Frankfurter Allgemeine Zeitung | Besprechung von 29.11.200913. Narziss, Proust und Kammerzofe
Proust-Leser sind neugierig. Proust-Leser wollen alles wissen. Alles, was das große Werk, seine Entstehung, seine Figuren, seinen Erzähler und natürlich was seinen Autor angeht. Und dabei ahnen sie doch, dass sich bei Proust und seiner "Recherche" hinter jeder geöffneten Tür ein Vorhang, hinter diesem wieder eine Tür verbirgt, ein Vorzimmer, ein Salon, ein Gang, eine Treppe, eine Kammer mit einem Fensterchen, und dass all diese Räume mal im hellen Sonnenschein liegen, mal in Dämmerlicht gehüllt sind, immer anders erscheinen, nie zu ergründen sind.
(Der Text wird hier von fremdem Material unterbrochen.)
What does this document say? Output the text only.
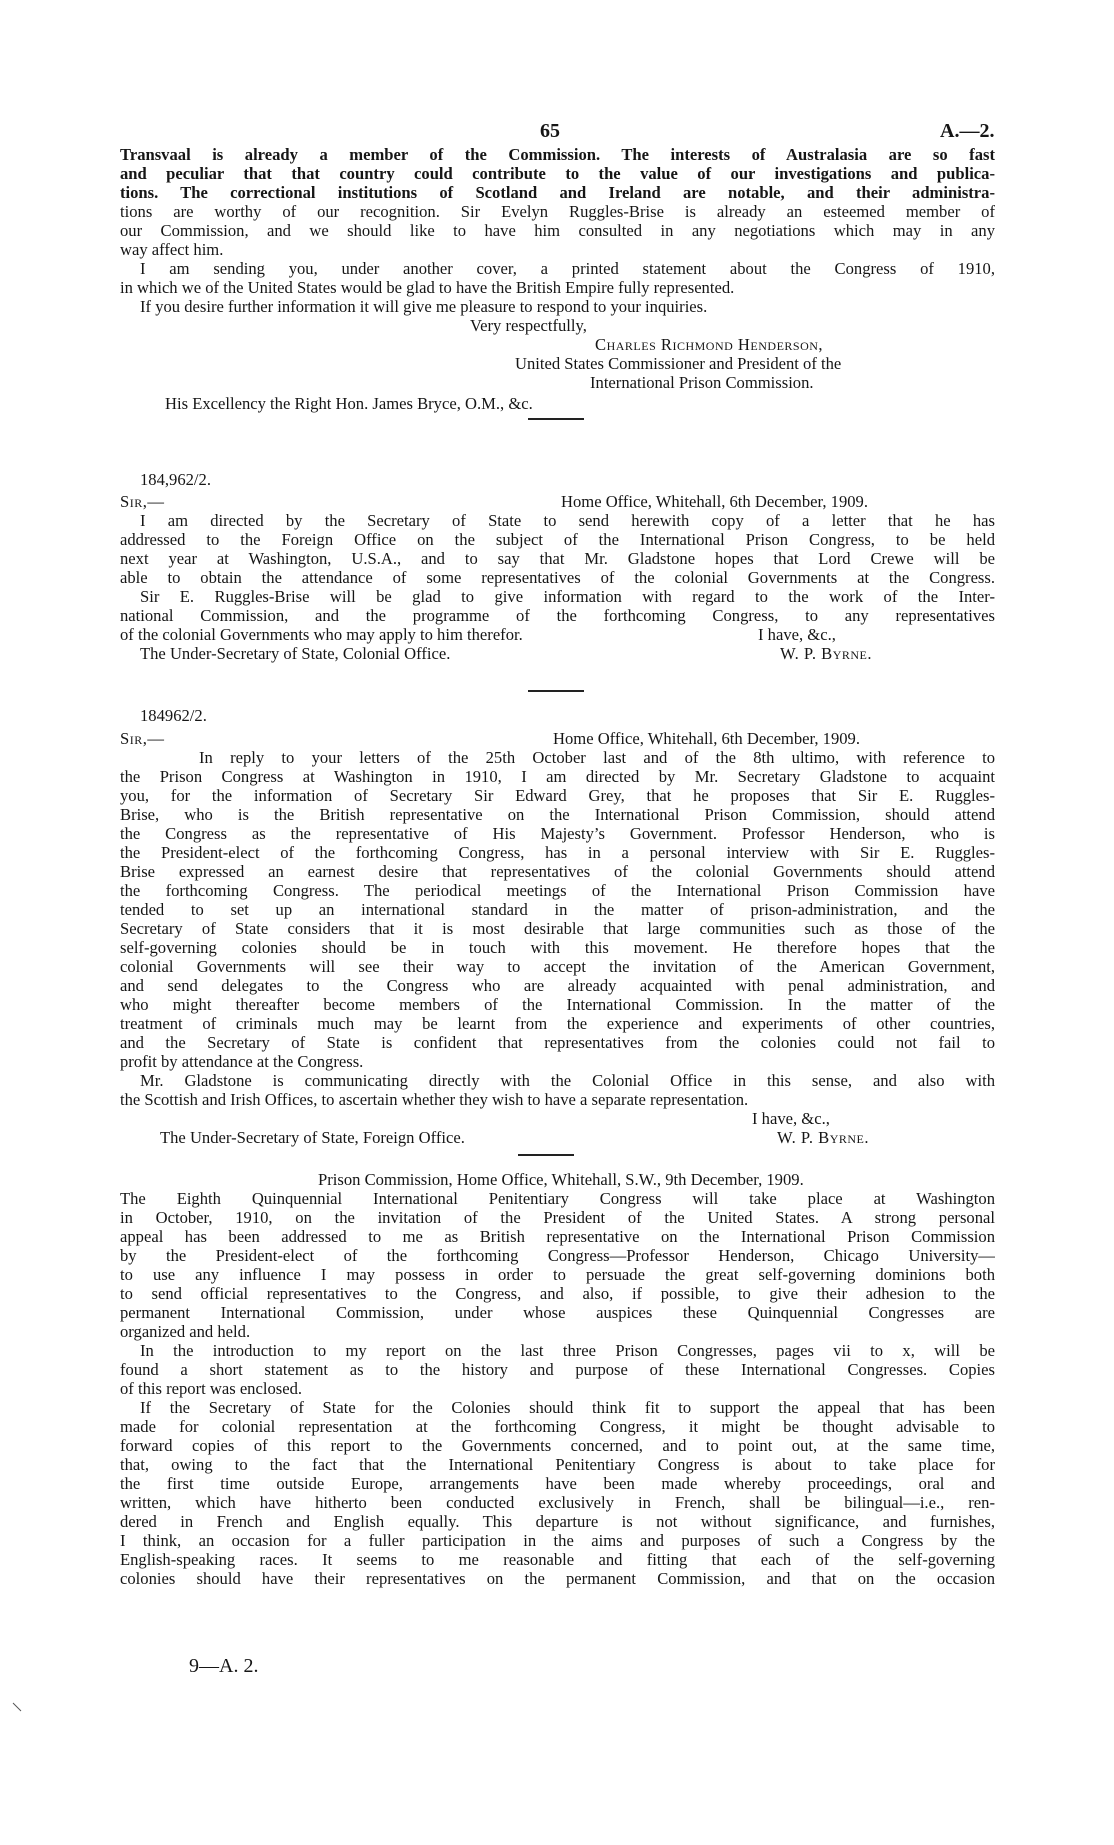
65	A.—2.
Transvaal is already a member of the Commission. The interests of Australasia are so fast
and peculiar that that country could contribute to the value of our investigations and publica-
tions. The correctional institutions of Scotland and Ireland are notable, and their administra-
tions are worthy of our recognition. Sir Evelyn Ruggles-Brise is already an esteemed member of
our Commission, and we should like to have him consulted in any negotiations which may in any
way affect him.
I am sending you, under another cover, a printed statement about the Congress of 1910,
in which we of the United States would be glad to have the British Empire fully represented.
If you desire further information it will give me pleasure to respond to your inquiries.
Very respectfully,
Charles Richmond Henderson,
United States Commissioner and President of the
International Prison Commission.
His Excellency the Right Hon. James Bryce, O.M., &c.
184,962/2.
Sir,—	Home Office, Whitehall, 6th December, 1909.
I am directed by the Secretary of State to send herewith copy of a letter that he has
addressed to the Foreign Office on the subject of the International Prison Congress, to be held
next year at Washington, U.S.A., and to say that Mr. Gladstone hopes that Lord Crewe will be
able to obtain the attendance of some representatives of the colonial Governments at the Congress.
Sir E. Ruggles-Brise will be glad to give information with regard to the work of the Inter-
national Commission, and the programme of the forthcoming Congress, to any representatives
of the colonial Governments who may apply to him therefor.	I have, &c.,
The Under-Secretary of State, Colonial Office.	W. P. Byrne.
184962/2.
Sir,—	Home Office, Whitehall, 6th December, 1909.
In reply to your letters of the 25th October last and of the 8th ultimo, with reference to
the Prison Congress at Washington in 1910, I am directed by Mr. Secretary Gladstone to acquaint
you, for the information of Secretary Sir Edward Grey, that he proposes that Sir E. Ruggles-
Brise, who is the British representative on the International Prison Commission, should attend
the Congress as the representative of His Majesty’s Government. Professor Henderson, who is
the President-elect of the forthcoming Congress, has in a personal interview with Sir E. Ruggles-
Brise expressed an earnest desire that representatives of the colonial Governments should attend
the forthcoming Congress. The periodical meetings of the International Prison Commission have
tended to set up an international standard in the matter of prison-administration, and the
Secretary of State considers that it is most desirable that large communities such as those of the
self-governing colonies should be in touch with this movement. He therefore hopes that the
colonial Governments will see their way to accept the invitation of the American Government,
and send delegates to the Congress who are already acquainted with penal administration, and
who might thereafter become members of the International Commission. In the matter of the
treatment of criminals much may be learnt from the experience and experiments of other countries,
and the Secretary of State is confident that representatives from the colonies could not fail to
profit by attendance at the Congress.
Mr. Gladstone is communicating directly with the Colonial Office in this sense, and also with
the Scottish and Irish Offices, to ascertain whether they wish to have a separate representation.
I have, &c.,
The Under-Secretary of State, Foreign Office.	W. P. Byrne.
Prison Commission, Home Office, Whitehall, S.W., 9th December, 1909.
The Eighth Quinquennial International Penitentiary Congress will take place at Washington
in October, 1910, on the invitation of the President of the United States. A strong personal
appeal has been addressed to me as British representative on the International Prison Commission
by the President-elect of the forthcoming Congress—Professor Henderson, Chicago University—
to use any influence I may possess in order to persuade the great self-governing dominions both
to send official representatives to the Congress, and also, if possible, to give their adhesion to the
permanent International Commission, under whose auspices these Quinquennial Congresses are
organized and held.
In the introduction to my report on the last three Prison Congresses, pages vii to x, will be
found a short statement as to the history and purpose of these International Congresses. Copies
of this report was enclosed.
If the Secretary of State for the Colonies should think fit to support the appeal that has been
made for colonial representation at the forthcoming Congress, it might be thought advisable to
forward copies of this report to the Governments concerned, and to point out, at the same time,
that, owing to the fact that the International Penitentiary Congress is about to take place for
the first time outside Europe, arrangements have been made whereby proceedings, oral and
written, which have hitherto been conducted exclusively in French, shall be bilingual—i.e., ren-
dered in French and English equally. This departure is not without significance, and furnishes,
I think, an occasion for a fuller participation in the aims and purposes of such a Congress by the
English-speaking races. It seems to me reasonable and fitting that each of the self-governing
colonies should have their representatives on the permanent Commission, and that on the occasion
9—A. 2.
Michael Maar ist so ein schlüsselsuchender, vorhängebewegender Leser; wieder und wieder öffnet er die verschiedenen Türen, betritt die proustsche Zimmerflucht mal durch den Vorder-, mal durch den Dienstboteneingang, wissend, dass das ein unendliches Gehen, Verweilen, Beobachten, Betrachten ist. Bei diesen Gängen machte er über die Jahre hinweg wundervolle, andere Proust-Leser beglückende Entdeckungen, von denen er nun in einem schmalen, bibliophilen Band erzählt. Da ist der berühmte Brief, den der sechzehnjährige Proust an seinen Großvater schrieb, um Geld für einen zweiten Bordellbesuch zu erbitten, der erste habe in einem Desaster geendet (angeblich zerbrach er in der Aufregung einen Nachttopf und war dann nicht mehr in der Lage, den Akt zu vollziehen). Ihn liest Maar als ein Beispiel für die früh von Proust entwickelte Begabung der das eigentliche Geheimnis deckenden Offenbarung. Lebenslang sah sich Proust zum Versteckspiel gezwungen, das ihn zwar eine einzigartige Fähigkeit im Beobachten der anderen entwickeln ließ, eine beängstigende Begabung für die liebenswürdige Schmeichelei, die einwickelnde Freundschaft; die ihm aber vor allem dazu diente, seinen grenzenlosen Egoismus und seine infantile Verletzlichkeit, seinen Narzissmus und seine Gleichgültigkeit zu verbergen, besonders aber sein großes Geheimnis: dass seine Liebe Männern galt. Das bis zur Naivität Offenherzige ergäbe dann, so Maar, gerade das Versteck, in dem das Geheimnis seinen Platz findet.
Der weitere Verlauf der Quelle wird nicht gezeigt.